On n’arrête plus Ridley Scott. Que ce soit derrière la caméra ou dans ses prises de parole, le réalisateur ne s’arrête plus. Il cumule les tournages – il est actuellement dans les salles avec The Dog Stars – et il dézingue à tour de bras dès qu’on lui tend un micro. Récemment, il disait encore combien Alien : Romulus (qu’il a pourtant produit) était tout juste passable et que personne n’a fait de meilleure suite à Alien que ses propres préquels.
Chacun jugera de son approbation ou non des propos du bonhomme, mais s’il y a bien une donnée factuelle indéniable, c’est le box-office. Et à ce jeu-là, les dernières œuvres de monsieur Scott ont eu tendance à lui donner des coups secs derrière la nuque. Aucun n’a été rentable et encore moins si on compte le budget promotionnel, qui a tendance à multiplier le nombre annoncé par deux. The Dog Stars en est un bel exemple puisqu’il fait un premier week-end américain à 19 millions alors qu’il en a coûté 70. Les retours n’ont pas été plus unanimes avec des scores parmi les plus faibles de sa filmographie sur les sites d’annotation. Mais est-ce que vous croyez que cela le fera se remettre en question ?

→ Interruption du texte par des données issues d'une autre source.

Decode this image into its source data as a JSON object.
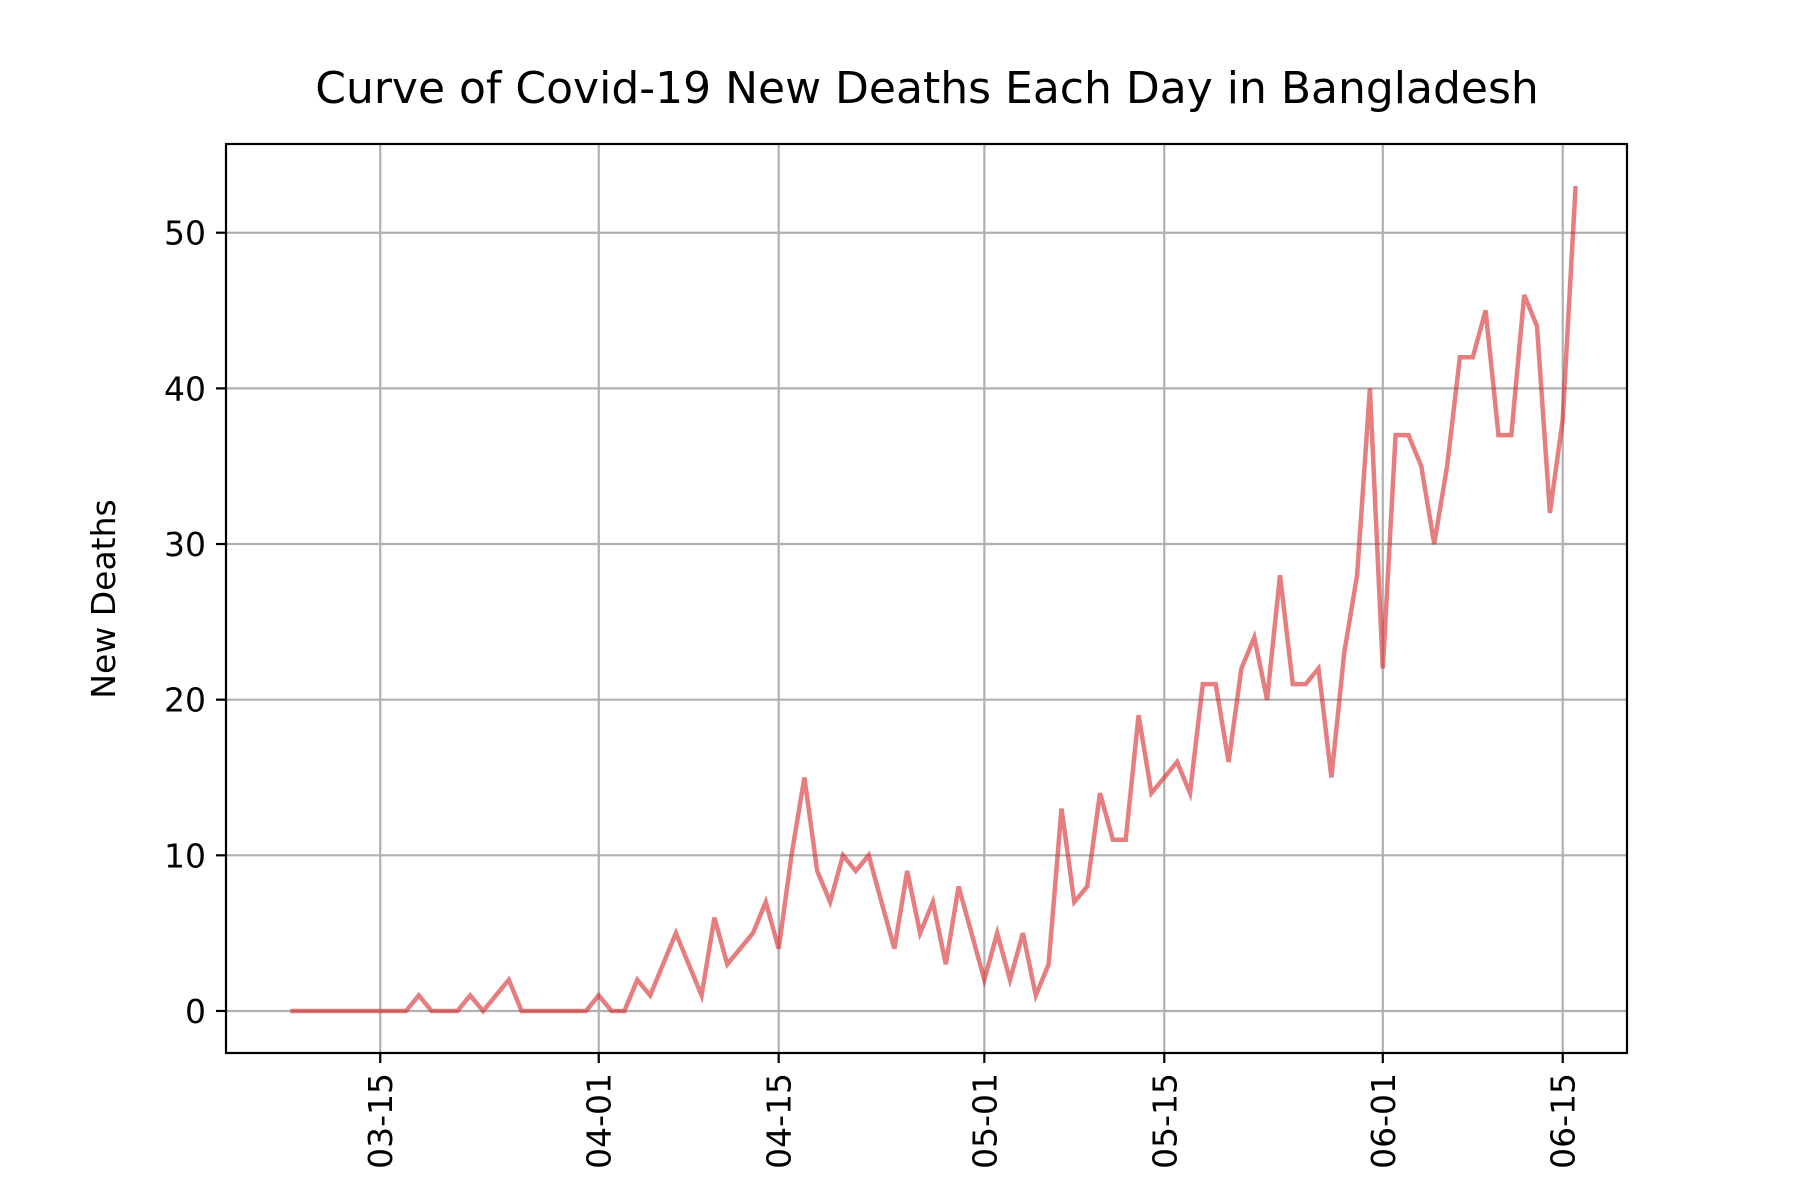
{
  "chart_data": {
    "type": "line",
    "title": "Curve of Covid-19 New Deaths Each Day in Bangladesh",
    "xlabel": "",
    "ylabel": "New Deaths",
    "x_tick_labels": [
      "03-15",
      "04-01",
      "04-15",
      "05-01",
      "05-15",
      "06-01",
      "06-15"
    ],
    "x_tick_dates": [
      "2020-03-15",
      "2020-04-01",
      "2020-04-15",
      "2020-05-01",
      "2020-05-15",
      "2020-06-01",
      "2020-06-15"
    ],
    "y_ticks": [
      0,
      10,
      20,
      30,
      40,
      50
    ],
    "xlim": [
      "2020-03-03",
      "2020-06-20"
    ],
    "ylim": [
      -2.7,
      55.7
    ],
    "grid": true,
    "line_color": "#d62728",
    "series": [
      {
        "dates": [
          "2020-03-08",
          "2020-03-09",
          "2020-03-10",
          "2020-03-11",
          "2020-03-12",
          "2020-03-13",
          "2020-03-14",
          "2020-03-15",
          "2020-03-16",
          "2020-03-17",
          "2020-03-18",
          "2020-03-19",
          "2020-03-20",
          "2020-03-21",
          "2020-03-22",
          "2020-03-23",
          "2020-03-24",
          "2020-03-25",
          "2020-03-26",
          "2020-03-27",
          "2020-03-28",
          "2020-03-29",
          "2020-03-30",
          "2020-03-31",
          "2020-04-01",
          "2020-04-02",
          "2020-04-03",
          "2020-04-04",
          "2020-04-05",
          "2020-04-06",
          "2020-04-07",
          "2020-04-08",
          "2020-04-09",
          "2020-04-10",
          "2020-04-11",
          "2020-04-12",
          "2020-04-13",
          "2020-04-14",
          "2020-04-15",
          "2020-04-16",
          "2020-04-17",
          "2020-04-18",
          "2020-04-19",
          "2020-04-20",
          "2020-04-21",
          "2020-04-22",
          "2020-04-23",
          "2020-04-24",
          "2020-04-25",
          "2020-04-26",
          "2020-04-27",
          "2020-04-28",
          "2020-04-29",
          "2020-04-30",
          "2020-05-01",
          "2020-05-02",
          "2020-05-03",
          "2020-05-04",
          "2020-05-05",
          "2020-05-06",
          "2020-05-07",
          "2020-05-08",
          "2020-05-09",
          "2020-05-10",
          "2020-05-11",
          "2020-05-12",
          "2020-05-13",
          "2020-05-14",
          "2020-05-15",
          "2020-05-16",
          "2020-05-17",
          "2020-05-18",
          "2020-05-19",
          "2020-05-20",
          "2020-05-21",
          "2020-05-22",
          "2020-05-23",
          "2020-05-24",
          "2020-05-25",
          "2020-05-26",
          "2020-05-27",
          "2020-05-28",
          "2020-05-29",
          "2020-05-30",
          "2020-05-31",
          "2020-06-01",
          "2020-06-02",
          "2020-06-03",
          "2020-06-04",
          "2020-06-05",
          "2020-06-06",
          "2020-06-07",
          "2020-06-08",
          "2020-06-09",
          "2020-06-10",
          "2020-06-11",
          "2020-06-12",
          "2020-06-13",
          "2020-06-14",
          "2020-06-15",
          "2020-06-16"
        ],
        "values": [
          0,
          0,
          0,
          0,
          0,
          0,
          0,
          0,
          0,
          0,
          1,
          0,
          0,
          0,
          1,
          0,
          1,
          2,
          0,
          0,
          0,
          0,
          0,
          0,
          1,
          0,
          0,
          2,
          1,
          3,
          5,
          3,
          1,
          6,
          3,
          4,
          5,
          7,
          4,
          10,
          15,
          9,
          7,
          10,
          9,
          10,
          7,
          4,
          9,
          5,
          7,
          3,
          8,
          5,
          2,
          5,
          2,
          5,
          1,
          3,
          13,
          7,
          8,
          14,
          11,
          11,
          19,
          14,
          15,
          16,
          14,
          21,
          21,
          16,
          22,
          24,
          20,
          28,
          21,
          21,
          22,
          15,
          23,
          28,
          40,
          22,
          37,
          37,
          35,
          30,
          35,
          42,
          42,
          45,
          37,
          37,
          46,
          44,
          32,
          38,
          53
        ]
      }
    ]
  }
}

Parce que ce qui nous intéresse aujourd’hui, ce sont les propos qu’il a tenus sur le film le plus “rentable” de sa carrière récente : Gladiator 2 (notre critique). Alors attention, le film a rapporté 462,2 millions de dollars pour un budget situé entre 210 et 310 millions, ce qui équivaut toujours à un bon gros flop. Et ça, Ridley Scott en a pleinement conscience. Il a juste moins conscience qu’il pourrait avoir sa part de responsabilité avec ses requins dans le Colisée.
Gladiator 2, le film des vrais bonhommes !

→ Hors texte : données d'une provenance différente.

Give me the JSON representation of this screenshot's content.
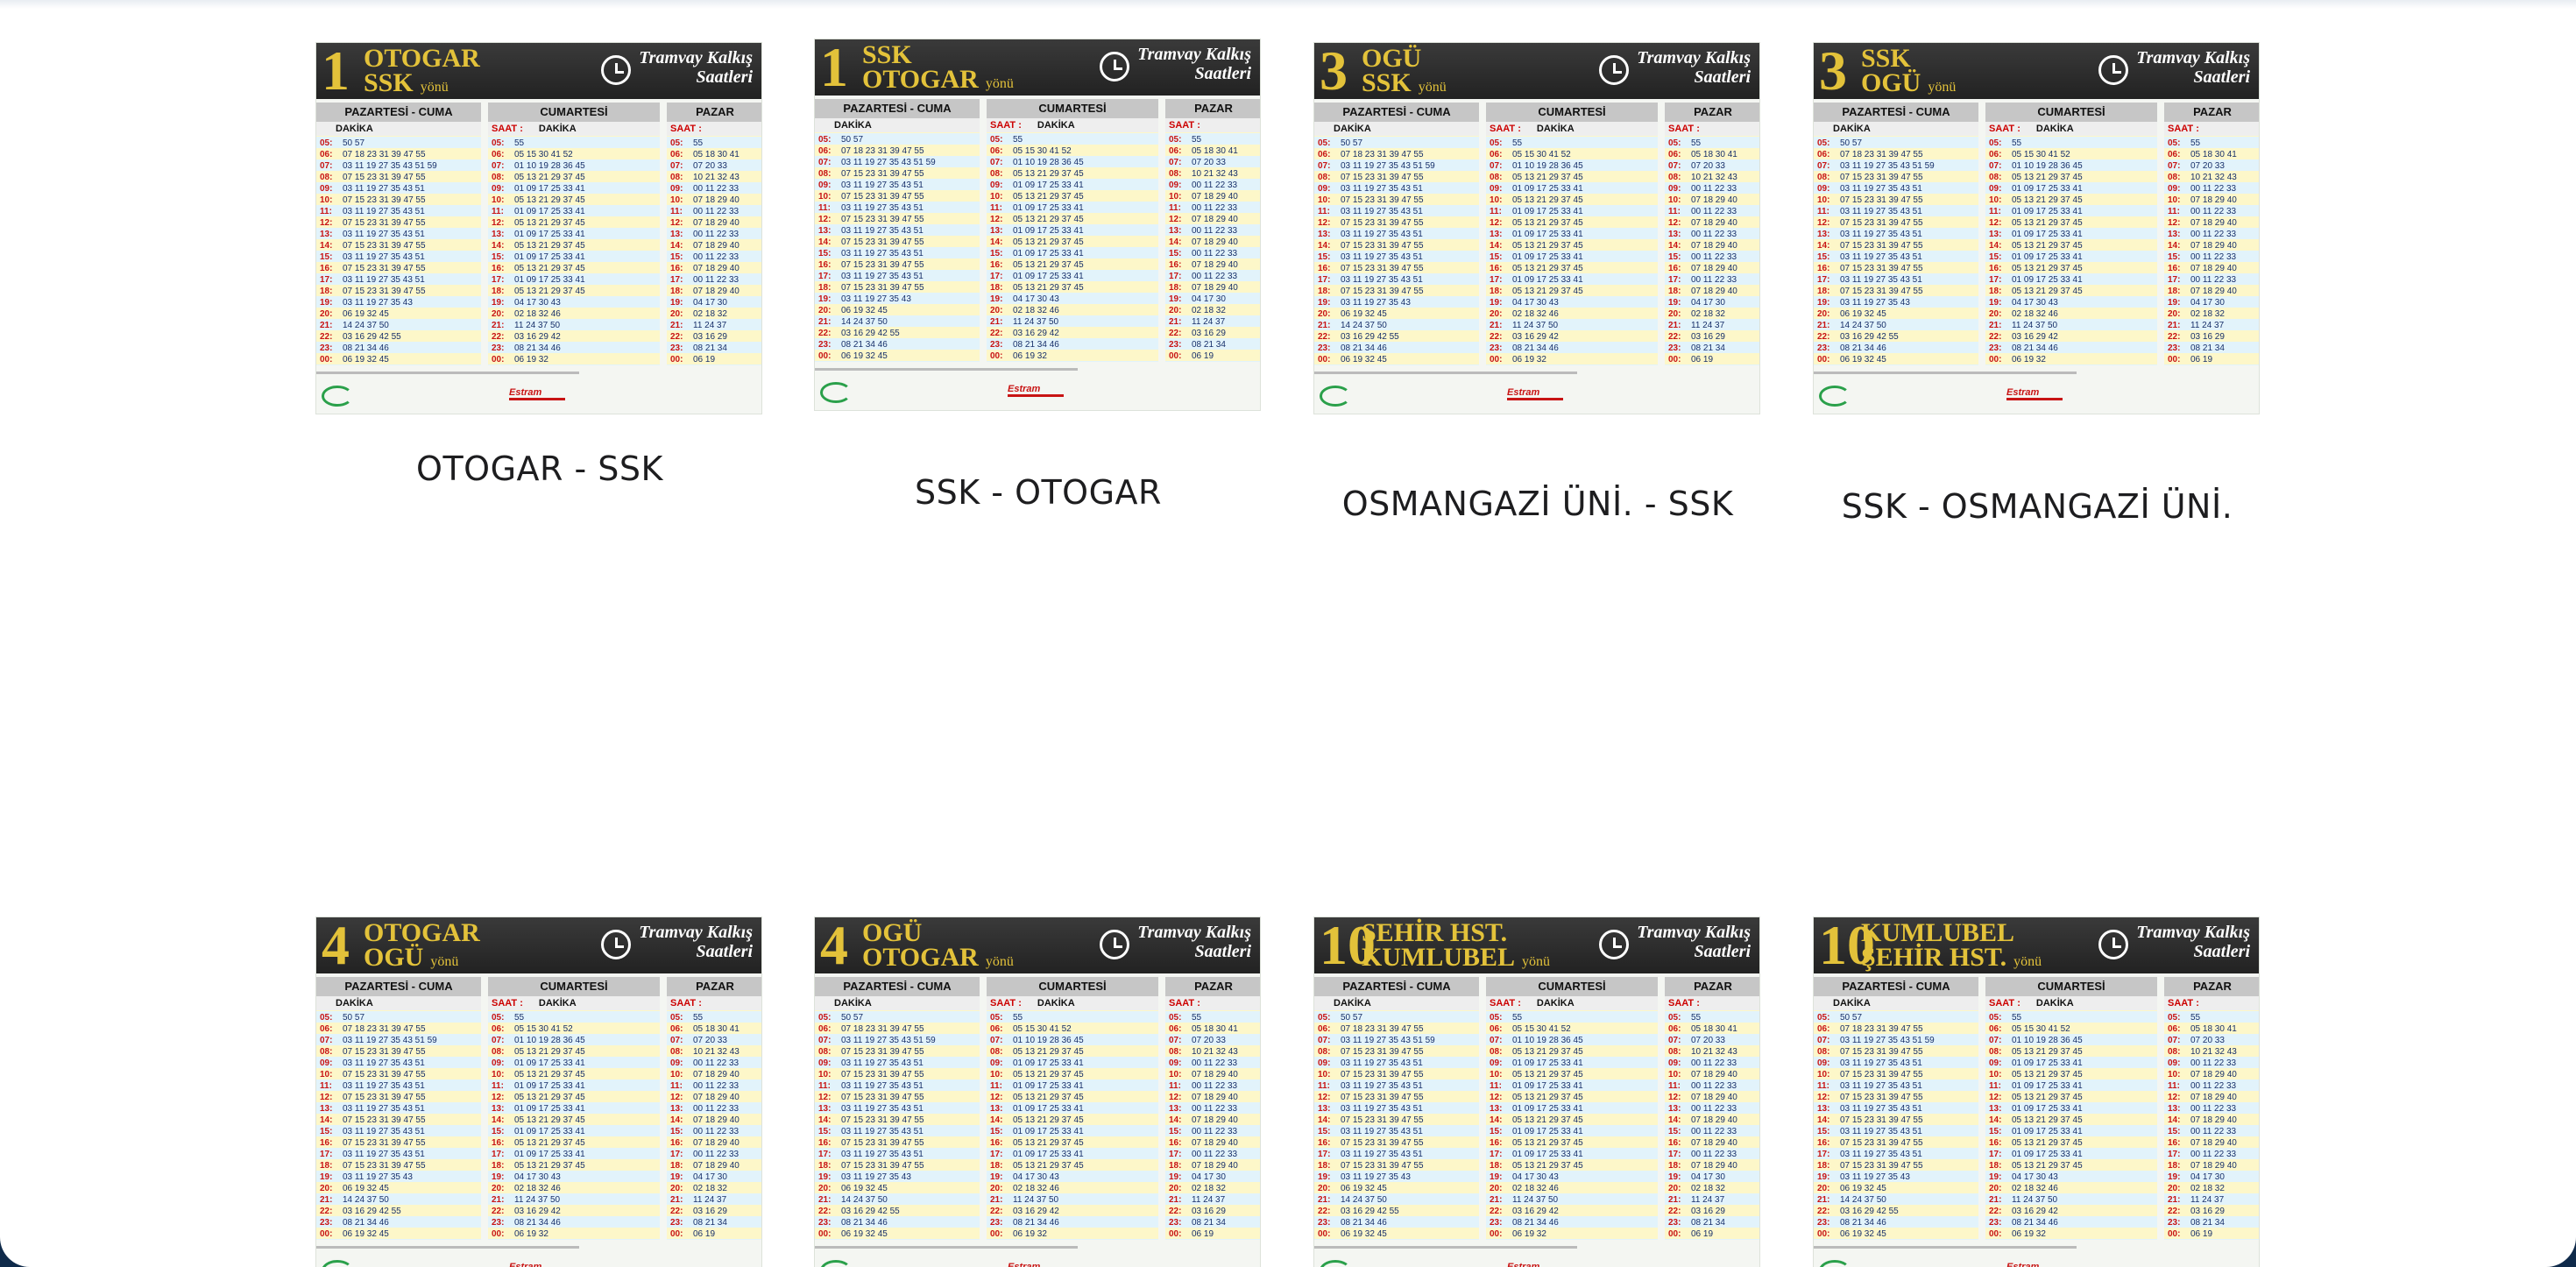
{
  "top_row": [
    {
      "caption": "OTOGAR - SSK",
      "no": "1",
      "line1": "OTOGAR",
      "line2": "SSK"
    },
    {
      "caption": "SSK - OTOGAR",
      "no": "1",
      "line1": "SSK",
      "line2": "OTOGAR"
    },
    {
      "caption": "OSMANGAZİ ÜNİ. - SSK",
      "no": "3",
      "line1": "OGÜ",
      "line2": "SSK"
    },
    {
      "caption": "SSK - OSMANGAZİ ÜNİ.",
      "no": "3",
      "line1": "SSK",
      "line2": "OGÜ"
    }
  ],
  "bottom_row": [
    {
      "no": "4",
      "line1": "OTOGAR",
      "line2": "OGÜ"
    },
    {
      "no": "4",
      "line1": "OGÜ",
      "line2": "OTOGAR"
    },
    {
      "no": "10",
      "line1": "ŞEHİR HST.",
      "line2": "KUMLUBEL"
    },
    {
      "no": "10",
      "line1": "KUMLUBEL",
      "line2": "ŞEHİR HST."
    }
  ],
  "schedule_labels": {
    "direction_suffix": "yönü",
    "header_title_1": "Tramvay Kalkış",
    "header_title_2": "Saatleri",
    "weekday": "PAZARTESİ - CUMA",
    "saturday": "CUMARTESİ",
    "sunday": "PAZAR",
    "hour": "SAAT",
    "minute": "DAKİKA",
    "brand": "Estram"
  },
  "hours": [
    "05:",
    "06:",
    "07:",
    "08:",
    "09:",
    "10:",
    "11:",
    "12:",
    "13:",
    "14:",
    "15:",
    "16:",
    "17:",
    "18:",
    "19:",
    "20:",
    "21:",
    "22:",
    "23:",
    "00:"
  ],
  "minutes": {
    "weekday": [
      "50 57",
      "07 18 23 31 39 47 55",
      "03 11 19 27 35 43 51 59",
      "07 15 23 31 39 47 55",
      "03 11 19 27 35 43 51",
      "07 15 23 31 39 47 55",
      "03 11 19 27 35 43 51",
      "07 15 23 31 39 47 55",
      "03 11 19 27 35 43 51",
      "07 15 23 31 39 47 55",
      "03 11 19 27 35 43 51",
      "07 15 23 31 39 47 55",
      "03 11 19 27 35 43 51",
      "07 15 23 31 39 47 55",
      "03 11 19 27 35 43",
      "06 19 32 45",
      "14 24 37 50",
      "03 16 29 42 55",
      "08 21 34 46",
      "06 19 32 45"
    ],
    "saturday": [
      "55",
      "05 15 30 41 52",
      "01 10 19 28 36 45",
      "05 13 21 29 37 45",
      "01 09 17 25 33 41",
      "05 13 21 29 37 45",
      "01 09 17 25 33 41",
      "05 13 21 29 37 45",
      "01 09 17 25 33 41",
      "05 13 21 29 37 45",
      "01 09 17 25 33 41",
      "05 13 21 29 37 45",
      "01 09 17 25 33 41",
      "05 13 21 29 37 45",
      "04 17 30 43",
      "02 18 32 46",
      "11 24 37 50",
      "03 16 29 42",
      "08 21 34 46",
      "06 19 32"
    ],
    "sunday": [
      "55",
      "05 18 30 41",
      "07 20 33",
      "10 21 32 43",
      "00 11 22 33",
      "07 18 29 40",
      "00 11 22 33",
      "07 18 29 40",
      "00 11 22 33",
      "07 18 29 40",
      "00 11 22 33",
      "07 18 29 40",
      "00 11 22 33",
      "07 18 29 40",
      "04 17 30",
      "02 18 32",
      "11 24 37",
      "03 16 29",
      "08 21 34",
      "06 19"
    ]
  }
}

Non, pour lui, sa seule faute, c’est d’avoir embauché le vrai coupable sur le projet. Du moins, c’est ce qu’il aurait dit au journaliste de Puck, Matthew Belloni. “Déclaration” à prendre donc avec des pincettes, qui lui ressemble plutôt bien dans le texte.

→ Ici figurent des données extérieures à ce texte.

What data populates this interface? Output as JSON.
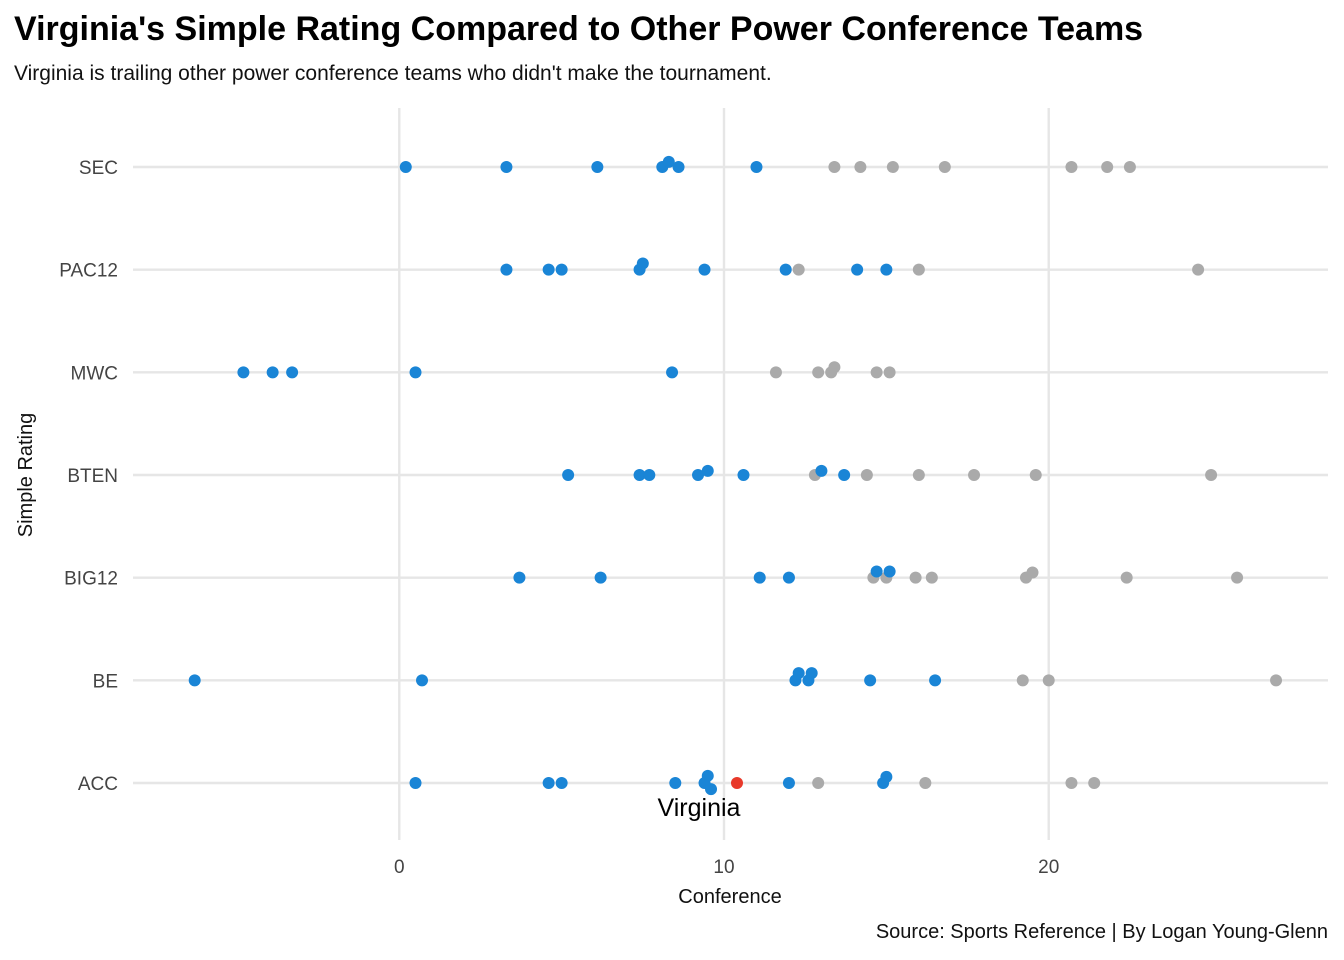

Car il faut se souvenir qu’avant d’avoir Jacob Elordi à la tête de The Dog Stars, le rôle devait être tenu par Paul Mescal, héros de son Gladiator 2, qui devait rempiler avec le réalisateur. Une seconde collaboration qui a échoué à cause d’un souci d’agenda de l’acteur. Officiellement. Officieusement, il semblerait que la séparation a été signée au moment où Scott a reproché à Mescal de manquer de “masculinité”, ce qui aurait plombé en grande partie la suite de son péplum. Alors certes, on ne peut pas dire que le comédien ait été convaincant à la tête de Gladiator 2 (il se faisait éclipser dès que Denzel Washington rentrait dans la pièce), mais il ne faut pas oublier qu’il y a un choix de casting et de direction d’acteur normalement et ça, c’est bien la faute de Scott. D’autant que le “manque de masculinité” sonne vraiment comme un faux débat complètement hors propos (et hors sol).
Mais encore une fois, peut-être que tout ceci est une invention et qu’il faudra attendre quelques mois pour que Scott dise officiellement que le manque de masculinité de Jacob Elordi a tué The Dog Stars.